Rechtsextreme Gewalt ist ein Phänomen, das in unserer Gesellschaft allgegenwärtig ist. In der wissenschaftlichen Diskussion gibt es eine Fülle von Erklärungsversuchen, die rechtsextreme Gewalt etwa aus psychologischer oder soziologischer Sicht erklären. Lerntheoretische Ansätze werden dabei jedoch fast völlig außer Acht gelassen und vor allem in der deutschsprachigen Literatur gibt es kaum Veröffentlichungen dazu.

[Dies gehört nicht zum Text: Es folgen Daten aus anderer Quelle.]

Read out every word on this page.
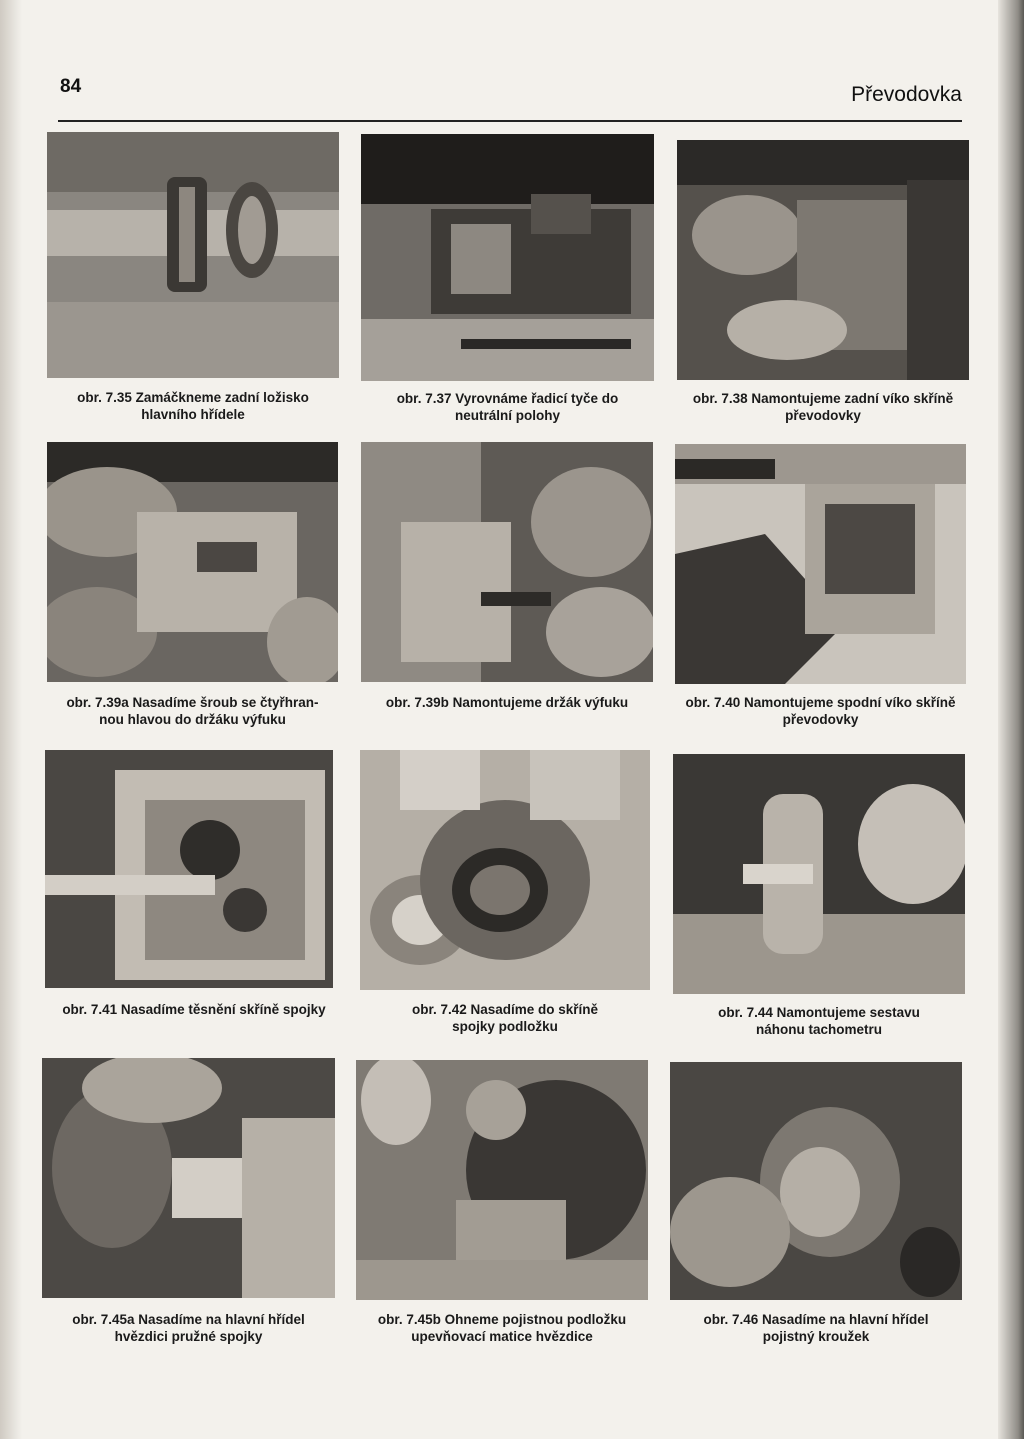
84	Převodovka
obr. 7.35 Zamáčkneme zadní ložisko
hlavního hřídele
obr. 7.37 Vyrovnáme řadicí tyče do
neutrální polohy
obr. 7.38 Namontujeme zadní víko skříně
převodovky
obr. 7.39a Nasadíme šroub se čtyřhran-
nou hlavou do držáku výfuku
obr. 7.39b Namontujeme držák výfuku	obr. 7.40 Namontujeme spodní víko skříně
převodovky
obr. 7.41 Nasadíme těsnění skříně spojky	obr. 7.42 Nasadíme do skříně
spojky podložku
obr. 7.44 Namontujeme sestavu
náhonu tachometru
obr. 7.45a Nasadíme na hlavní hřídel
hvězdici pružné spojky
obr. 7.45b Ohneme pojistnou podložku
upevňovací matice hvězdice
obr. 7.46 Nasadíme na hlavní hřídel
pojistný kroužek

Deshalb versuche ich in der vorliegenden Arbeit, das Phänomen Gewalt zu beleuchten, die gängigsten Lerntheorien und Grundlagen des Rechtsextremismus vorzustellen. Des Weiteren versuche ich, die Lerntheorien auf rechtsextreme Gewalt zu beziehen, diese damit zu erklären und auch Möglichkeiten für den pädagogischen Umgang aufzuzeigen.
Inhaltsverzeichnis
1. Zusammenfassung
2. Einleitung
3. Gewalt
3.1 Begriff
3.2 Rechtsextreme Gewalt
3.3 Theoretische Ansätze
3.4 empirische Daten
4. Rechtsextremismus
4.1 Begriff.
4.2 Erscheinungsformen.
4.3 Empirische Daten.
5. Lerntheorien.
5.1 Überblick
5.2 Klassisches Konditionieren
5.3 Operantes Konditionieren
5.4 Sozial-kognitive Lerntheorie
6. Rechtsextreme Gewalt als gelerntes Verhalten
7. Prävention und Intervention
8. Schlussfolgerungen
9. Literatur
10 Anhang und Abbildungen
1. Zusammenfassung
Rechtsextreme Gewalt ist ein Phänomen, das in unserer Gesellschaft allgegenwärtig ist. In der wissenschaftlichen Diskussion gibt es eine Fülle von Erklärungsversuchen, die rechtsextreme Gewalt etwa aus psychologischer oder soziologischer Sicht erklären. Lerntheoretische Ansätze werden dabei jedoch fast völlig außer Acht gelassen und vor allem in der deutschsprachigen Literatur gibt es kaum Veröffentlichungen dazu.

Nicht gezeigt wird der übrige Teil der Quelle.